En Estados Unidos, el multimillonario Robert Mercer desempeñó un papel clave en la financiación de plataformas digitales y organizaciones políticas que apoyaron el ascenso de Donald Trump. El fenómeno también se observa en Europa oriental. En Hungría, el gobierno de Viktor Orbán ha contado con el respaldo de oligarquías empresariales que se benefician de su política económica.
En España el debate se ha centrado en el uso de la publicidad institucional por parte de las administraciones públicas como una fuente de financiación indirecta para determinados medios de comunicación. La intensidad de esa discusión ha llevado al Gobierno español a estudiar una reforma del sistema de publicidad institucional con el objetivo de aumentar la transparencia y limitar la dependencia económica de los medios respecto al dinero público.
Entre las propuestas que se han discutido figura la posibilidad de establecer un umbral máximo de ingresos procedentes de publicidad institucional, de modo que ningún medio pueda obtener más de un determinado porcentaje de su facturación de contratos con administraciones públicas. En algunos documentos de trabajo se ha mencionado la cifra orientativa del 35%, aunque esa limitación todavía no forma parte de ninguna norma aprobada.
En ese debate se cita con frecuencia el caso de la Comunidad de Madrid, gobernada desde hace décadas por el Partido Popular, como ejemplo de la amplia discrecionalidad con la que las administraciones autonómicas pueden distribuir su publicidad institucional. En los últimos años el gasto del gobierno regional madrileño en campañas institucionales ha superado los 40 millones de euros anuales.

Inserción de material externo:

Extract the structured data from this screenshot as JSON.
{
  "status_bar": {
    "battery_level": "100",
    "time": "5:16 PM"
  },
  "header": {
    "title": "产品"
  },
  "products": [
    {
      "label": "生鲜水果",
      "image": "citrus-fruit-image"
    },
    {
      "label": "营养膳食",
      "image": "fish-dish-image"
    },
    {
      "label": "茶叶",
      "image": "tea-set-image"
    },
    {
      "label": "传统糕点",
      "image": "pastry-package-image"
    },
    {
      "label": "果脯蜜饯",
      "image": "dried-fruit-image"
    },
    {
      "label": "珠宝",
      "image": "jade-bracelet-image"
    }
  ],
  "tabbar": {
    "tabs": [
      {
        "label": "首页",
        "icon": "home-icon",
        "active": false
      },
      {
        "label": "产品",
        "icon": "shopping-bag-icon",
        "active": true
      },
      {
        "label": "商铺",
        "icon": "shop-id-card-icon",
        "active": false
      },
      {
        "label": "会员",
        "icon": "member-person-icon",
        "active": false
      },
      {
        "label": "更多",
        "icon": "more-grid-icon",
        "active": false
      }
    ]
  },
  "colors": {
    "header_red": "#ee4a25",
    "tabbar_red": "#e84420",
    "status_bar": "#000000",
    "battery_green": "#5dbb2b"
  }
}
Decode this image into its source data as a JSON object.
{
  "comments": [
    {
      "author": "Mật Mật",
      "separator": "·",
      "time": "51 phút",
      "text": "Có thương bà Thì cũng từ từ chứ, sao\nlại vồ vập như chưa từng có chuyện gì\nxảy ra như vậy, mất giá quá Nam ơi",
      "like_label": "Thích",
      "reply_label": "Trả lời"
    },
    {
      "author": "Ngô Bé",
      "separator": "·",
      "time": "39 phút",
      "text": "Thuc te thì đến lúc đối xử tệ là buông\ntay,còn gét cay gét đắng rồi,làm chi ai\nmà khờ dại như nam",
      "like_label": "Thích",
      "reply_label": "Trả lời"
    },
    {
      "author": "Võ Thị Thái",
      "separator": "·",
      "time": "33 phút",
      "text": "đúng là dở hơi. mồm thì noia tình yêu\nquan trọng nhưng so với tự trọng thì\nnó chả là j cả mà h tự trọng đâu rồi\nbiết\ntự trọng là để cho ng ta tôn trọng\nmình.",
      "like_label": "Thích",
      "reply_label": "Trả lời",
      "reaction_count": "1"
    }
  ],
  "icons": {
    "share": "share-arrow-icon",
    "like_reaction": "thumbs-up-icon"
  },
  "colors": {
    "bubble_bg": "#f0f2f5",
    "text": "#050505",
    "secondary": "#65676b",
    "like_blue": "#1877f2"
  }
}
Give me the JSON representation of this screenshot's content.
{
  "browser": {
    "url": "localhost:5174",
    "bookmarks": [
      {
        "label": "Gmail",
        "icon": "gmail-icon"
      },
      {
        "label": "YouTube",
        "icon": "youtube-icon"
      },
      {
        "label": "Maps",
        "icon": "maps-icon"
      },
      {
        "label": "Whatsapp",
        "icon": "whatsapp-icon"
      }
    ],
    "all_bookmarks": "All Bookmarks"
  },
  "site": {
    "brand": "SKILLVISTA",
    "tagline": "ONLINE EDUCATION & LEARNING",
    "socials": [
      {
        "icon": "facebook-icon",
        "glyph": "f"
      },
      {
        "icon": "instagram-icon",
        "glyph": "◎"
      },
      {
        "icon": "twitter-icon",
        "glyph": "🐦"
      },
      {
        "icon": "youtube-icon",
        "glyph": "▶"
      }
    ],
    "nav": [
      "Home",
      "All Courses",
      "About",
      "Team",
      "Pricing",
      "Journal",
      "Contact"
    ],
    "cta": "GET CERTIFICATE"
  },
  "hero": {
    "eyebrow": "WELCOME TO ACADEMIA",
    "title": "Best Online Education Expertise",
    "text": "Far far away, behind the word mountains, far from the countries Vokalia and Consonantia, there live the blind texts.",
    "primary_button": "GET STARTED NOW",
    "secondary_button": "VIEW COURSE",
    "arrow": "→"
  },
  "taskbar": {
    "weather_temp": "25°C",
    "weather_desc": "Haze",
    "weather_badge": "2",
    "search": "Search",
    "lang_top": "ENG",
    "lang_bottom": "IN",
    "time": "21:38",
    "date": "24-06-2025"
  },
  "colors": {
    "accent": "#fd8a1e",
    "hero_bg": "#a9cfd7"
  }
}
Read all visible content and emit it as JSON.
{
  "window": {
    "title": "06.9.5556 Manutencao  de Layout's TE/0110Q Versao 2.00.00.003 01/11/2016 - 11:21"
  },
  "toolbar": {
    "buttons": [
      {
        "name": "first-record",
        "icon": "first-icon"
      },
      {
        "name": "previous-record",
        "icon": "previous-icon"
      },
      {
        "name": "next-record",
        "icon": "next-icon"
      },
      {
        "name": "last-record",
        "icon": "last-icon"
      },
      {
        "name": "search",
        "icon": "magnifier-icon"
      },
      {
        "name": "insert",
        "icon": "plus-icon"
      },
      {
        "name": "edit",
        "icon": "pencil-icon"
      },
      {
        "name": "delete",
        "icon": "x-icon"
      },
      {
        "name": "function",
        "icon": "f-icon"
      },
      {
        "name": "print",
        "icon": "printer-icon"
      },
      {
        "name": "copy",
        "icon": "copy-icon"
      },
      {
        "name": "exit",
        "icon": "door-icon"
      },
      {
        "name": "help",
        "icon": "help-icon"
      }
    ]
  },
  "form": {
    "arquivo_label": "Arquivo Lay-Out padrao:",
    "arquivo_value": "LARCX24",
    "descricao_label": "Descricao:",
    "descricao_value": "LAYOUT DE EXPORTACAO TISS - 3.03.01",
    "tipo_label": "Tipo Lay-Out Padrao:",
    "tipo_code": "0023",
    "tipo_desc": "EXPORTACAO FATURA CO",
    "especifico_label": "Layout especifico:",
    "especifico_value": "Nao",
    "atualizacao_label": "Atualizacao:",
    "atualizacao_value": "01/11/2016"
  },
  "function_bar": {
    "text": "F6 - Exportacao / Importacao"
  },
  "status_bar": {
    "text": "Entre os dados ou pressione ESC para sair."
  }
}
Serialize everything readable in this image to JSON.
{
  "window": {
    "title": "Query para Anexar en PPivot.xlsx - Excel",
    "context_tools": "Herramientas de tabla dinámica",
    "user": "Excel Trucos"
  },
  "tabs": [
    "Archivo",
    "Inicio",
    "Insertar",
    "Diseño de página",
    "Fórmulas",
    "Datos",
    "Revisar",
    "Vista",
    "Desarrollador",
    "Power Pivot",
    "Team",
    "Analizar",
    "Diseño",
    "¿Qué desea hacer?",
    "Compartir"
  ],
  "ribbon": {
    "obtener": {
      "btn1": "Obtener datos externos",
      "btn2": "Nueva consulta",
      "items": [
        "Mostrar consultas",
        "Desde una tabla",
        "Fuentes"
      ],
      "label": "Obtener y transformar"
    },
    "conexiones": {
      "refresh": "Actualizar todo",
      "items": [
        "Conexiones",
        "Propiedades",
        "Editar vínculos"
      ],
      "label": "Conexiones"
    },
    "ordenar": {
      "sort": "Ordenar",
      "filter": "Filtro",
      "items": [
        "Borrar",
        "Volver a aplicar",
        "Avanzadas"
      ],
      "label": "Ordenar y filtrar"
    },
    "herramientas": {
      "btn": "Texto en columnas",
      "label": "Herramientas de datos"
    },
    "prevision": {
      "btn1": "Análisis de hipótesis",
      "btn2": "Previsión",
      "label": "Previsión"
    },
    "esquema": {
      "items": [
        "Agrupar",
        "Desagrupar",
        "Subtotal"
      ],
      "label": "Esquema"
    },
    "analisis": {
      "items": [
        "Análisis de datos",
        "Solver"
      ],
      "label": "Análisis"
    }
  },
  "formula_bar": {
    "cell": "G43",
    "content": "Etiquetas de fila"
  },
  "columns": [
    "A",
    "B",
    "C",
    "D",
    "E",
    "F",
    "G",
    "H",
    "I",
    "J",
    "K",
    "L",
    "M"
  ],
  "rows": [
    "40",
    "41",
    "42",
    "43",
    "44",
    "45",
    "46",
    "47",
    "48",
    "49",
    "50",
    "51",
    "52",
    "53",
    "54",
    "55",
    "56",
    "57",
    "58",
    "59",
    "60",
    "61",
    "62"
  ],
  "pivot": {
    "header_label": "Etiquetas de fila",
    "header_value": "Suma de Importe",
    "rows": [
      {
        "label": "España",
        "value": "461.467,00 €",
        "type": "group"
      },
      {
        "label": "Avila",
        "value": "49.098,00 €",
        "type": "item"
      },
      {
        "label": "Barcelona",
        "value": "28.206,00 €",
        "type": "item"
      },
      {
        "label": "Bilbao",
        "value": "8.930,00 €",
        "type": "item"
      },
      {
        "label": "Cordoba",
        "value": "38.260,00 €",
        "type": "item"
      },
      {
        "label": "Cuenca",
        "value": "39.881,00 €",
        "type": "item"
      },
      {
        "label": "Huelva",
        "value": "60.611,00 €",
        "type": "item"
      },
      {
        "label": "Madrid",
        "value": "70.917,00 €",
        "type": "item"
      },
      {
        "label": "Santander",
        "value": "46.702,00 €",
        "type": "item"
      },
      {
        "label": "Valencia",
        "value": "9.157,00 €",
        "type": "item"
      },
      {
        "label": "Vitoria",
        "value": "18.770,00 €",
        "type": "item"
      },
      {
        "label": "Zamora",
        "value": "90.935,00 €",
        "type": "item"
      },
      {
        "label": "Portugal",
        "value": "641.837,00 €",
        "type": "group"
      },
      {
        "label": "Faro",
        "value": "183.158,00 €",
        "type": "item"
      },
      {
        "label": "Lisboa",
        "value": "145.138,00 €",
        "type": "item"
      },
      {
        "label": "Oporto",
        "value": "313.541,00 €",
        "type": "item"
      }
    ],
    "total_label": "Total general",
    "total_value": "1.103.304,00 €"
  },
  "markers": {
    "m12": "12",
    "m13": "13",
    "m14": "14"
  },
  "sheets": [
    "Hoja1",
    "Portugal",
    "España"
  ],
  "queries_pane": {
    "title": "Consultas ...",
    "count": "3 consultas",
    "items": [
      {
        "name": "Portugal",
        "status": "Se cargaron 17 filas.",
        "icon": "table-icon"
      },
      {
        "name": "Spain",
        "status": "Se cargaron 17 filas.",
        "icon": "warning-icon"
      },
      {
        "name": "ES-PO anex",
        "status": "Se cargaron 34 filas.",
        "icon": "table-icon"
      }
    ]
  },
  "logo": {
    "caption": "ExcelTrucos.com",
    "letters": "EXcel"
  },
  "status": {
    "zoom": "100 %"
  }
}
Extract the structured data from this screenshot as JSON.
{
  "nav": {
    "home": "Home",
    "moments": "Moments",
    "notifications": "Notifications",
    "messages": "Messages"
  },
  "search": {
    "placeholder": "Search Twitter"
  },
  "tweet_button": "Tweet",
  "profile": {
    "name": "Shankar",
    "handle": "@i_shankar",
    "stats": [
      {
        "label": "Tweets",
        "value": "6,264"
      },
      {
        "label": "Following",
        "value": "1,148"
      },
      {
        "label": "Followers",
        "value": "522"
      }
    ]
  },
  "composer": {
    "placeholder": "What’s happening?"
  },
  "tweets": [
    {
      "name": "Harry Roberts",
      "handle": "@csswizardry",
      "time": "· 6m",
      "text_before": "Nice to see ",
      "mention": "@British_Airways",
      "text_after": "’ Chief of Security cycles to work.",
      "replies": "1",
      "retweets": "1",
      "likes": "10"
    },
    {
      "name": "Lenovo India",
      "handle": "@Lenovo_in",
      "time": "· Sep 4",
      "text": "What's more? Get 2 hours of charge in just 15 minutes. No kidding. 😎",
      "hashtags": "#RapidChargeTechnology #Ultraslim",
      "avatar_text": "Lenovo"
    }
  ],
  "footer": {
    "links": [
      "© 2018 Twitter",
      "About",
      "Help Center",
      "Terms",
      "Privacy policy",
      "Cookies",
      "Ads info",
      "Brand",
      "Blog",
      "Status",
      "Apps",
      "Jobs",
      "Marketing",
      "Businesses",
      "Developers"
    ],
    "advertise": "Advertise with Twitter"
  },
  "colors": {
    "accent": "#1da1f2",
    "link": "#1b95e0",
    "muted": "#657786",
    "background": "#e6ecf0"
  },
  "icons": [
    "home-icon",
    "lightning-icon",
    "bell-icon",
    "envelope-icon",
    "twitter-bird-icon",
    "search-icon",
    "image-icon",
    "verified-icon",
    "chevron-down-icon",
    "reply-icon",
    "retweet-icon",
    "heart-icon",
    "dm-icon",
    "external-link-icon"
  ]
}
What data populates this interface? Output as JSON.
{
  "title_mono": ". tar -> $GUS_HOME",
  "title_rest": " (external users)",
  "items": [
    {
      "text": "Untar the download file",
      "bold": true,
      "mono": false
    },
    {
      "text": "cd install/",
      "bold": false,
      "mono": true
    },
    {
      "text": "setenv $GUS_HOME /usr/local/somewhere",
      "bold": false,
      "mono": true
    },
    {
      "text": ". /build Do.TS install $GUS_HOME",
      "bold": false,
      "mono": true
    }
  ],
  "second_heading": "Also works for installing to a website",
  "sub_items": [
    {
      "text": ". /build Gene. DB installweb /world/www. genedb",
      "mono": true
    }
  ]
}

Diversos análisis periodísticos han señalado que una parte relevante de esos contratos ha recaído en medios con una línea editorial claramente situada en el ámbito conservador del espectro político, lo que ha alimentado la discusión sobre hasta qué punto el reparto de la publicidad pública responde a criterios de audiencia y eficacia comunicativa o a afinidades políticas.
Este tipo de financiación no equivale a la que impulsó los movimientos fascistas del siglo XX. Las democracias actuales funcionan con reglas muy diferentes, pero el ejemplo sirve para recordar que el poder económico y mediático sigue desempeñando un papel importante en la construcción de proyectos políticos.
El mérito del libro consiste precisamente en devolver esa dimensión económica al debate histórico. Frente a la simplificación que atribuye el ascenso del nazismo a la crisis o al voto popular, Johann Chapoutot recuerda que la destrucción de la democracia alemana fue también el resultado de decisiones tomadas por élites concretas que defendían intereses y privilegios propios. Empresarios, banqueros, aristócratas y dirigentes conservadores que creyeron que podían utilizar a los nazis para sus propios fines.
El resultado fue uno de los mayores desastres políticos de la historia europea y esa es la advertencia que el libro plantea para el presente. Las democracias no suelen caer de forma repentina. Su erosión comienza cuando sectores influyentes consideran aceptable aliarse con movimientos radicales para preservar sus intereses. La historia de Weimar demuestra que esas apuestas pueden tener consecuencias imprevisibles cuando una derecha conservadora prudente se alía por estrategia con la más extrema, que acaba por devorarla.
Por eso "Irresponsables. ¿Quién llevó a Hitler al poder?" no es solo un libro sobre el pasado. Es también una llamada de atención sobre el presente. Una invitación a observar con más atención las redes de poder económico que existen detrás de los movimientos políticos que amenazan las democracias actuales.